Eine neue „Leinwand“
Auch wenn die Stadt Essen zusammen mit dem Ruhrgebiet seinerzeit zur Kulturhauptstadt ernannt wurde und „Kunst beschützt Leben“ nicht mehr realisierbar war, behielt Doris Gutermuth die Zebrastreifen im Blickfeld und ließ sich nicht entmutigen, denn ihr Nachname ist eben Programm.
Auf der Suche nach einer neuen „inspirierenden Leinwand“ war wieder ein Kunstwerk im Spiel, diesmal Dieter Schwerdtles Foto aus dem Jahre 2004, das den Gestaltungsprozess von Jean-Pierre Pincemins „Wolf, Ziege, Kohlkopf“ am Fußgängerüberweg vor der Kurfürstengalerie dokumentiert. Es zeigt Pincemin am Befestigungsmast des Zebrastreifen-Schildes lehnend. Künstler und Schild sind beide nur von hinten zu sehen. Diese Szene war der Auslöser für die zündende Idee.
„Gedanklich drehte ich das Schild zu mir um und mir wurde in diesem Moment die Besonderheit des Verkehrszeichens bewusst: Das Fußgängerpiktogramm ist international bekannt, ja weltberühmt. Wer in Kassel ist gleichfalls so berühmt, dass er es mit diesem Piktogramm aufnehmen kann? Die Brüder Grimm kamen mir in den Sinn und bald tauchten ihre Märchenfiguren als mobile Gesellschaft vor meinem inneren Auge auf. Das Fußgängerpiktogramm machte Platz für Rotkäppchen & Co.. So fand ich meine Leinwand – mein Markenzeichen: das Zebrastreifen-Design©.“
Die gewonnenen Erfahrungen während der Kulturhauptstadt-Bewerbung bestärkten Doris Gutermuth, sich als Künstlerin weiterzuentwickeln. Im Alter von 50 Jahren wurde sie Schülerin bei Karl Oskar Blase, damals schon emeritierter Professor für Kunst und visuelle Kommunikation an der Kunsthochschule Kassel, und absolvierte bei ihm ein vierjähriges Privat-Studium. In den Jahren danach wurde er ihr zum väterlichen Freund, der sie stets ermutigte, ihren künstlerischen Weg weiter zu gehen.
Die Schildersammlung
„Marathon-Mann“ Winfried Aufenanger, der im Herbst 2021 verstorbene Initiator des Kassel-Marathon, suchte zur Premiere 2007 nach einem begleitenden, international ausgerichteten Kunstprojekt, das die Philosophie vom Zusammenleben in Frieden und Freundschaft aufgreifen sollte. Doris Gutermuth hatte die Idee, die weltweit bekannten Zebrastreifen-Schilder als Mittel der Völkerverständigung zu nutzen. Am 10. Juni 2007 wurden Marathonläufer zu Überbringern einer international verbindenden Kultur- und Friedensbotschaft. Diese sogenannten „Marathon-Schilder“ aus den Ländern Österreich, Tschechien, Zypern, Sibirien und der Türkei sind die ersten Exponate der internationalen Sammlung originaler Verkehrszeichen für Fußgängerüberwege.
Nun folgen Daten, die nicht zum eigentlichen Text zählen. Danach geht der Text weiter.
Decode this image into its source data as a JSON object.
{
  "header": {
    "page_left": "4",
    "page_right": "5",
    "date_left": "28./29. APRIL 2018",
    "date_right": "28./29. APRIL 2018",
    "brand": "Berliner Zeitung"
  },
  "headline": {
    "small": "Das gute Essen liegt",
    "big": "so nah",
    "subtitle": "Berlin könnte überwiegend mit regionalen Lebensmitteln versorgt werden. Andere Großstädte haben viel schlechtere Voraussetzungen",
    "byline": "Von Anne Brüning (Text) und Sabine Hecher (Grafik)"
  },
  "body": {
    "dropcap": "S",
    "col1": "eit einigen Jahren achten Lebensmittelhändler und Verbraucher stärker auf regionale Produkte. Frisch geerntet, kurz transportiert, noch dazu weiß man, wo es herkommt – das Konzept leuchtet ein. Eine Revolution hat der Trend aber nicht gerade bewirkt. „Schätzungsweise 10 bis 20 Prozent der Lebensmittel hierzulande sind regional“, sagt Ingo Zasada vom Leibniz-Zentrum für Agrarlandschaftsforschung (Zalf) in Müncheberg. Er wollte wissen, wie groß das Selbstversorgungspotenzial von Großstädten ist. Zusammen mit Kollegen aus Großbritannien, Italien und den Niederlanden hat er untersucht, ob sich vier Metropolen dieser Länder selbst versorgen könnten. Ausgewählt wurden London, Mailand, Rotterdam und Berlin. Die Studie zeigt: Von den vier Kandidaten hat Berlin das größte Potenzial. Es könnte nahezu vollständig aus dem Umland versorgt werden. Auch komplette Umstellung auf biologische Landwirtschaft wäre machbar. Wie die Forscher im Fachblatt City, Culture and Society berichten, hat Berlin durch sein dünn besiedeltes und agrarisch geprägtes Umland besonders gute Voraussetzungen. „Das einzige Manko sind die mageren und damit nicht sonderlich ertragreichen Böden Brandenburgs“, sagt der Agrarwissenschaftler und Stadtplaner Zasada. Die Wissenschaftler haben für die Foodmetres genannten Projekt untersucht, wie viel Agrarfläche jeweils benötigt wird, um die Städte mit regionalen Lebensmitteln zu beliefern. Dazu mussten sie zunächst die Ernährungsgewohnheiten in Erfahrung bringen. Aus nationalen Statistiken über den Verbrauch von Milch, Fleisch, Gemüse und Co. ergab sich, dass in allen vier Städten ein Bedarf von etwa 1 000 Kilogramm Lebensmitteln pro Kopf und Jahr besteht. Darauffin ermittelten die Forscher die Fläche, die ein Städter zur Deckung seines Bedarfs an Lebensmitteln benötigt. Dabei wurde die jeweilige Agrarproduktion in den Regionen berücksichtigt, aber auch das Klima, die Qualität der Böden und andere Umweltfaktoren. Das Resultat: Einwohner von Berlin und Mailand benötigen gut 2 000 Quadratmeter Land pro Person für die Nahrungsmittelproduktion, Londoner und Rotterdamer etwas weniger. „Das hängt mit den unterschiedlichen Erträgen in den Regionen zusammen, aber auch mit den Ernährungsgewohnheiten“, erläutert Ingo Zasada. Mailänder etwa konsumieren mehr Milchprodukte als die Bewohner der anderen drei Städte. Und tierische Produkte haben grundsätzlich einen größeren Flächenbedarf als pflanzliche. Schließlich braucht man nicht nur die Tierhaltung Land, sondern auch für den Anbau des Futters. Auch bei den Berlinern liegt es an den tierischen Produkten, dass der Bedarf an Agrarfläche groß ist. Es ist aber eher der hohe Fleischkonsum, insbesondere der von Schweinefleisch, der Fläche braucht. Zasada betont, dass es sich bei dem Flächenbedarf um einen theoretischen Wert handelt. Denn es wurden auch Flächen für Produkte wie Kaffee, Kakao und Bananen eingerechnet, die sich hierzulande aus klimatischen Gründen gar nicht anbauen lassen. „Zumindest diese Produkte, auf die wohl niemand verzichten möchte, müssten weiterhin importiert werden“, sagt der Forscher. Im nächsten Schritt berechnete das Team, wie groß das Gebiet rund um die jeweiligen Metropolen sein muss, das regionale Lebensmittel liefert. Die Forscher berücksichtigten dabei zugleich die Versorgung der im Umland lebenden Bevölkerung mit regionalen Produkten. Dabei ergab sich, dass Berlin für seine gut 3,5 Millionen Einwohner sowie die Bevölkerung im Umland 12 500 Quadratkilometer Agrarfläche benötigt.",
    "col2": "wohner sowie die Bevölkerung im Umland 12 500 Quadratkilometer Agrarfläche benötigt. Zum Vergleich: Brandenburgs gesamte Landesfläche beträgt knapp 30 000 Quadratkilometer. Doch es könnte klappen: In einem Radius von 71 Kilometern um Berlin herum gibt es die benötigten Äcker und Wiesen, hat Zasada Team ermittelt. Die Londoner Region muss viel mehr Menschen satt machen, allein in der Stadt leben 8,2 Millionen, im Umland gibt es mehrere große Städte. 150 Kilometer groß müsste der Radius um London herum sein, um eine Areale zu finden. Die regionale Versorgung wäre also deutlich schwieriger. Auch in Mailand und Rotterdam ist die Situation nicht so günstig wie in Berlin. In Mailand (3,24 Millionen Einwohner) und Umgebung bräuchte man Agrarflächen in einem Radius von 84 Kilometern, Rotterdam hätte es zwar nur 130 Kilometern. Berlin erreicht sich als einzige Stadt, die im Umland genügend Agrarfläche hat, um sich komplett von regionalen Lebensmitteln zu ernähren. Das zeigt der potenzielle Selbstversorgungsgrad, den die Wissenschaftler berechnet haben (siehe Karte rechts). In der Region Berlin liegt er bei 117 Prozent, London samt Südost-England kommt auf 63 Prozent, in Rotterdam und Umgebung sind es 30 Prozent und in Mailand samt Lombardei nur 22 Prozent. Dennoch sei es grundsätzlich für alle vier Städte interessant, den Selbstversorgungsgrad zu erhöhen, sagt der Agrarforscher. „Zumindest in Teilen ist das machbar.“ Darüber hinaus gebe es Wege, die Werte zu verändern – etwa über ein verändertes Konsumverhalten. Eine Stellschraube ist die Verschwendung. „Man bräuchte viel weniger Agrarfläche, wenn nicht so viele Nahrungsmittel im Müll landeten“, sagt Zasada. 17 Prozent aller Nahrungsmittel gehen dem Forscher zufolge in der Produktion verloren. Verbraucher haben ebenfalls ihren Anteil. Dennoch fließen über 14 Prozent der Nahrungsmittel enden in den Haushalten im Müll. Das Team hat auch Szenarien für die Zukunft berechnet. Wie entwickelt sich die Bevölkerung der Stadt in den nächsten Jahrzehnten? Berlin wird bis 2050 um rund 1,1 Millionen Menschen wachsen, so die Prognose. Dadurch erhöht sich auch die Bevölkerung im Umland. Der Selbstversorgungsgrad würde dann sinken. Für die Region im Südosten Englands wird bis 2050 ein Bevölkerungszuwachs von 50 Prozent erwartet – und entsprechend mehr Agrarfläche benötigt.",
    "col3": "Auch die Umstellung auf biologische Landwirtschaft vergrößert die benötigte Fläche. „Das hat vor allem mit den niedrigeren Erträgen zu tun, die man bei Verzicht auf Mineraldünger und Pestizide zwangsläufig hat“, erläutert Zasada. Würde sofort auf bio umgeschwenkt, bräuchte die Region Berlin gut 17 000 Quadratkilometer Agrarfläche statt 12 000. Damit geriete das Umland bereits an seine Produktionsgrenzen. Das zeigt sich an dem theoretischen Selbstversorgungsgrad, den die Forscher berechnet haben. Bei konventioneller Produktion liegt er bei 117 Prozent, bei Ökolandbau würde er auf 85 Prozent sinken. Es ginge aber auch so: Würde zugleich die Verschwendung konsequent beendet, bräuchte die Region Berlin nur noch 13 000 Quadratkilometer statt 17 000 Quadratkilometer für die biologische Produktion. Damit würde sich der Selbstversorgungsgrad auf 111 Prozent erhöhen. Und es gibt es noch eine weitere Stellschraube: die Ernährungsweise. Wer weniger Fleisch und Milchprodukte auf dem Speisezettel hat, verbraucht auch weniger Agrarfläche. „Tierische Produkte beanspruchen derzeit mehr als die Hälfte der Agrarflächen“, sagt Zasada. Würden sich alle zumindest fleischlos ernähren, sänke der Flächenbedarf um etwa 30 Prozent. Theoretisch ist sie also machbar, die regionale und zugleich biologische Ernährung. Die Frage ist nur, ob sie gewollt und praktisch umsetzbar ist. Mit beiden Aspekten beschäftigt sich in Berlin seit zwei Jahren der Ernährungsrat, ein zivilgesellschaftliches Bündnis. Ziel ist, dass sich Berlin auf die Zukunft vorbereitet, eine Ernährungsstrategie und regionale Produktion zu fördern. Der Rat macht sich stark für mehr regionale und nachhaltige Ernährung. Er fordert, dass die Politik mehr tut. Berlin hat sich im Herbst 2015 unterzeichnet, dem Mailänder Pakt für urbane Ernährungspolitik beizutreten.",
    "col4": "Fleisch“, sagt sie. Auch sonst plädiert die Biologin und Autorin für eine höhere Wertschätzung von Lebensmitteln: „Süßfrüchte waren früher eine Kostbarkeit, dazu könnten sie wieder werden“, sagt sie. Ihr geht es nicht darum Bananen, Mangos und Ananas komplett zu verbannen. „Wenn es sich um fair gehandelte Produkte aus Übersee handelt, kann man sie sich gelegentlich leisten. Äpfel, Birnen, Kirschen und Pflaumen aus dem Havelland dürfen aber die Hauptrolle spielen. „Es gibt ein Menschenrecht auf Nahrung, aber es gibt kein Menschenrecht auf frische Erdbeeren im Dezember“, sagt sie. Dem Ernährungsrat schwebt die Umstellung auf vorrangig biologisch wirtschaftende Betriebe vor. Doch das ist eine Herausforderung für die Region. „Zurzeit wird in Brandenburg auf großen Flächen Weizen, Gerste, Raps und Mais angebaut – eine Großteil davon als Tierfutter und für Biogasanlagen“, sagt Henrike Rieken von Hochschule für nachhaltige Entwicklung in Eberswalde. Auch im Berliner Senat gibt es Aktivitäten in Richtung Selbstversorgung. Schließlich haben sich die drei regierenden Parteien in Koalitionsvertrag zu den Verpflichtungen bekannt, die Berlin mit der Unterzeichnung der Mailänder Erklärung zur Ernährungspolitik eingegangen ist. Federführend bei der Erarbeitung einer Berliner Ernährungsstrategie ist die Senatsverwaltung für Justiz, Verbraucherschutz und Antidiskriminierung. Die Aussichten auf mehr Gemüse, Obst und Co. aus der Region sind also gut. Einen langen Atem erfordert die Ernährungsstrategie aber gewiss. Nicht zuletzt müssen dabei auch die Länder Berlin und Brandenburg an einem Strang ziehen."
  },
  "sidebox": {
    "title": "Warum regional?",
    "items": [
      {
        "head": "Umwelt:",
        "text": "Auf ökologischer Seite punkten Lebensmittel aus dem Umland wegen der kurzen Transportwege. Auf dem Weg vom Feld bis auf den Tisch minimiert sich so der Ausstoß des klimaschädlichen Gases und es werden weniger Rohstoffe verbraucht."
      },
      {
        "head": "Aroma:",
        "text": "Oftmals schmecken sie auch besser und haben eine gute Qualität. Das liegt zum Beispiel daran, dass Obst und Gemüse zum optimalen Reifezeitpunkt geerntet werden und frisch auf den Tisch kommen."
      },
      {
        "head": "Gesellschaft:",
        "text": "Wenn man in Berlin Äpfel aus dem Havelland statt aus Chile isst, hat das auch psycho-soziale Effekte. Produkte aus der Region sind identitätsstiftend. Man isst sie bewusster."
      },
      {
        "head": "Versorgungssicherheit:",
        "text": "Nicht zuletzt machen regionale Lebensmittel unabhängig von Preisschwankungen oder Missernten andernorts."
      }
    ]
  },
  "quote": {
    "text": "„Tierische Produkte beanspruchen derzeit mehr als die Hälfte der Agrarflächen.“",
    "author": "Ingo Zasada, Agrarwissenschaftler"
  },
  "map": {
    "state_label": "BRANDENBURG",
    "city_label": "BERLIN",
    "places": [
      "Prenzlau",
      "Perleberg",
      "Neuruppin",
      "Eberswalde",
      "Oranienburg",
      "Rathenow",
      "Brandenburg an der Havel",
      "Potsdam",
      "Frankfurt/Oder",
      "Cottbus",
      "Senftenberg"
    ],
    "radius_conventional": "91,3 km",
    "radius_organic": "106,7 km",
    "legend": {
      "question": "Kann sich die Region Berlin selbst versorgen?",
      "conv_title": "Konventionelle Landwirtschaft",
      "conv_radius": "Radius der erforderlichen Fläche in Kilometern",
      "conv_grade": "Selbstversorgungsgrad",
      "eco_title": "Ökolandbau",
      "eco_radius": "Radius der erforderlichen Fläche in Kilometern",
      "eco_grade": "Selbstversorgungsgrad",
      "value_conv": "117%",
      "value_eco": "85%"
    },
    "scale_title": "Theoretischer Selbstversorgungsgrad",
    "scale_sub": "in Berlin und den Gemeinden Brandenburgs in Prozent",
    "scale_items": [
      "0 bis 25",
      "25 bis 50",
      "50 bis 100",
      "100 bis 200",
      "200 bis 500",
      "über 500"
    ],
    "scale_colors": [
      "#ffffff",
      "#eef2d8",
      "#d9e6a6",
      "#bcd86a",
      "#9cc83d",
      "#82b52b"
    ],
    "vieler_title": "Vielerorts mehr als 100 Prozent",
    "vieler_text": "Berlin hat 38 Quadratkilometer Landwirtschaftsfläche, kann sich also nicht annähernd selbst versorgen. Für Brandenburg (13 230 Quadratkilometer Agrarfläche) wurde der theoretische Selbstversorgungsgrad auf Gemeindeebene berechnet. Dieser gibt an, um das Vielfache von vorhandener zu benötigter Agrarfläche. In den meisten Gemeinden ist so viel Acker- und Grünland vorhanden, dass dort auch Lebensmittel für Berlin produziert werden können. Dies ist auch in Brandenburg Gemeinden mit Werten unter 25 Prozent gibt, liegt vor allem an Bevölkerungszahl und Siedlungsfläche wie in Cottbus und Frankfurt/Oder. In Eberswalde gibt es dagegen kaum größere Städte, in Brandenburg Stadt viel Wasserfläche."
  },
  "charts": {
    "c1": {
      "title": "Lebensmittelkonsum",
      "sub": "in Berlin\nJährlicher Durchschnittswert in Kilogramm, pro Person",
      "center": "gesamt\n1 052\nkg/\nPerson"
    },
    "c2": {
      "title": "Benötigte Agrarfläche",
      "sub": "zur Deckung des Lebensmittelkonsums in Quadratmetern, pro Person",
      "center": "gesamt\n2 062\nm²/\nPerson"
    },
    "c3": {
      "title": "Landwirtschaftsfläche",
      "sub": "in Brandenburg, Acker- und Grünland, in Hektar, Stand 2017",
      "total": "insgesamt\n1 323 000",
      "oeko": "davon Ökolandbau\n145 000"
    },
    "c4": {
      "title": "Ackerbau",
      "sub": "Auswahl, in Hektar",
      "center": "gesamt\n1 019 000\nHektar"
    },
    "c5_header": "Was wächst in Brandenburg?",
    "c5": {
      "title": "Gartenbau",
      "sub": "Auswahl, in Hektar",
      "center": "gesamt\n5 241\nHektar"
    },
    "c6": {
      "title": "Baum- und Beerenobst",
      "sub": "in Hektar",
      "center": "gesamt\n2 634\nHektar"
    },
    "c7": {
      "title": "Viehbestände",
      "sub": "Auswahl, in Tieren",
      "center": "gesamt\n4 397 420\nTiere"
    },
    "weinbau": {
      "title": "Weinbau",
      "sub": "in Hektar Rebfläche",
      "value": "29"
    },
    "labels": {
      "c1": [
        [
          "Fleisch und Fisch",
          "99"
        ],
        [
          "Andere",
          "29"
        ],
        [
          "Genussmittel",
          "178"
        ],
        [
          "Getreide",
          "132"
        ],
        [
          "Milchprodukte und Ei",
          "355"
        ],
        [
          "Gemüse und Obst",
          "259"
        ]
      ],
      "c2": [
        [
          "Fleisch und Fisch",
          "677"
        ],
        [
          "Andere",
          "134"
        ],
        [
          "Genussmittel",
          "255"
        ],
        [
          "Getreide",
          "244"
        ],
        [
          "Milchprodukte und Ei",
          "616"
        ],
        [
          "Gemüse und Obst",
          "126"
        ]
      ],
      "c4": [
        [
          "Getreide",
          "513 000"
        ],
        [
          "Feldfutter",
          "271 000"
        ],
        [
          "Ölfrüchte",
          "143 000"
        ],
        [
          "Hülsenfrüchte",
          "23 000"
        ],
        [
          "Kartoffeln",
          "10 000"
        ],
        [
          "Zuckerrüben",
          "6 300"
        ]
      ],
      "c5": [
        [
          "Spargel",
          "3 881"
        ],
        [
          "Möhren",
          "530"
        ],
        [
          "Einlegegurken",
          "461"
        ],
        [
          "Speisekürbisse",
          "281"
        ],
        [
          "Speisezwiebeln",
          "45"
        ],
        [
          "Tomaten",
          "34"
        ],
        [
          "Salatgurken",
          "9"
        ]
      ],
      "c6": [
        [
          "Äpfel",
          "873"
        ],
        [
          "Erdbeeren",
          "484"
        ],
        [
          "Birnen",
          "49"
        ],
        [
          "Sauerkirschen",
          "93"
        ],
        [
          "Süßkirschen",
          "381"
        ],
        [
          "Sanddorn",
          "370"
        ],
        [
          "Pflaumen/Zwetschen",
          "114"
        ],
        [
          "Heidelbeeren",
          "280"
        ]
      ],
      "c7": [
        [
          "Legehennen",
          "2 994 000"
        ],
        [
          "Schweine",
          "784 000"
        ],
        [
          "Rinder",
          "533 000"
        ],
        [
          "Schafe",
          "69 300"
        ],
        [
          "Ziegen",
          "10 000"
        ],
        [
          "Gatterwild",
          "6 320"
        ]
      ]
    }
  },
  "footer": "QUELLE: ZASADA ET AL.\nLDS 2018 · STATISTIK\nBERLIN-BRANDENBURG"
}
Die Künstlerin führt diese Sammlung in variierenden Kontexten fort, der Gedanke der Völkerverständigung ist immer dabei. Ein vom Wüstensand gezeichnetes Schild aus Burkina Faso sticht in ihrer aus 38 Exponaten bestehenden Sammlung besonders hervor.
Ein Lebenswerk
Während des Studiums bei Karl Oskar Blase setzte sich Doris Gutermuth zum Ziel, alle 211 Märchentexte aus der Sammlung der Brüder Grimm als erzählende Bildertafeln auf Zebrastreifen-Design© zu illustrieren. Mit Blick auf das bevorstehende Jubiläum „200 Jahre Märchen der Brüder Grimm“ am 20.12.2012 erarbeitete sie für alle Grimm’schen Märchen detailreiche Gestaltungspläne. Nach dieser Vorlage illustriert sie nun nach und nach jedes Märchen.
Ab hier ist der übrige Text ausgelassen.